Movement will be a bit saltatory, but it does work.

Having said all that, I think at 2uG, Brownian motion probably isn't a factor. :) Electrostatics could definitely work -- heck, geckos stick to walls via Van der Waals forces, and they're big.

[ffutures.livejournal.com]

Electrostatics does seem to be the one that has the least problems - presumably they move charge to push against the air etc., and use more focused charge transfers to handle objects etc.

I think I'm going to have to reread the book to see if there are any "clues" I'm overlooking. I know that Abbott wasn't thinking in these terms at all, but it could be that something I'm overlooking will suggest an answer.

[raygungothic.livejournal.com]

High friction/drag/whatever would, tidily, provide yet another reason why the lowest orders are the best soldiers. Not only are they spiky, they're fast.

(I noticed Sgt. S'harper had a gun - I didn't think they fought that way?)

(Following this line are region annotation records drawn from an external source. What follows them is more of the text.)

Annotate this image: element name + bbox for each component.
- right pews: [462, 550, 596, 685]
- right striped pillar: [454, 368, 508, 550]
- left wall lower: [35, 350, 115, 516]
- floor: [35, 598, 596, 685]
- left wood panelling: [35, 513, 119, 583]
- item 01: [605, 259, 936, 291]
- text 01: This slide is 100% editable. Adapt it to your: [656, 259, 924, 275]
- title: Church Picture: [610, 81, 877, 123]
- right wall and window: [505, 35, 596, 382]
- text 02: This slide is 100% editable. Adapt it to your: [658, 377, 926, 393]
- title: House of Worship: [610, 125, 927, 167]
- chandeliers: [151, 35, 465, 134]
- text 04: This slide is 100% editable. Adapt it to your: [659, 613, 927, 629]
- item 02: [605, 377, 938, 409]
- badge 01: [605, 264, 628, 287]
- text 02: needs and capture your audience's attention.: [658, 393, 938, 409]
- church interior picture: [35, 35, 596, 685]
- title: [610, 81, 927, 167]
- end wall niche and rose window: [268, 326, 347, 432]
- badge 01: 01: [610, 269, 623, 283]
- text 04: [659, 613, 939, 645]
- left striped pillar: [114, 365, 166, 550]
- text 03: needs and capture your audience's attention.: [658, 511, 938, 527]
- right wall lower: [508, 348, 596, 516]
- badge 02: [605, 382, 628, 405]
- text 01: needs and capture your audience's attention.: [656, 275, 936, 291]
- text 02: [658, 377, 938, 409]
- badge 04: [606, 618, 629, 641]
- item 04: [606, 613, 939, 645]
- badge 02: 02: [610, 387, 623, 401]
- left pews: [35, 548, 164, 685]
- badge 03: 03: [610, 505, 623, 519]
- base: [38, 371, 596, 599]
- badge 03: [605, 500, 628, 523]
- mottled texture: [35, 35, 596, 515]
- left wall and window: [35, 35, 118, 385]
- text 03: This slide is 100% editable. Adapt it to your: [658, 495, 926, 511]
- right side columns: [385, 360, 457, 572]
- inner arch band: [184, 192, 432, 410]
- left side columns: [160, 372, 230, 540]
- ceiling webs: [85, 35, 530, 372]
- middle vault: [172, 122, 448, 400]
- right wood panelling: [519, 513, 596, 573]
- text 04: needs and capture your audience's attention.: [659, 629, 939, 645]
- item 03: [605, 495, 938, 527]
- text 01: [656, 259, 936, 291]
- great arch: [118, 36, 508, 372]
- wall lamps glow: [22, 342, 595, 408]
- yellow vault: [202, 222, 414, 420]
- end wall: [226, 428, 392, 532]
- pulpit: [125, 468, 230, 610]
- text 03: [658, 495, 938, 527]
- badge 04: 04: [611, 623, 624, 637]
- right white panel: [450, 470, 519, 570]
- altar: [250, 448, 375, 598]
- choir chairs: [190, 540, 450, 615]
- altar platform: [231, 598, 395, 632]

[ffutures.livejournal.com]

The general social feel of the setting is Napoleonic / Victorian, so I decided that it was time for them to invent guns, and that the higher figures might occasionally use swords etc. for self defence. Guns are HORRIBLY dangerous, especially to the person firing them... but if you're a Square officer and the gunner is an Isosceles private that isn't likely to worry you much.

[raygungothic.livejournal.com]

Ah, that makes sense. The higher orders would want to have something like a sword, because they're not sharp enough for unarmed combat.

I presume they'd still only be able to make two dimensional swords, not one, so a woman would be more lethal than any sword. That feels right :-)

[ffutures.livejournal.com]

And when I reread it I realised they already had artillery, I'd just forgotten that this was in the book.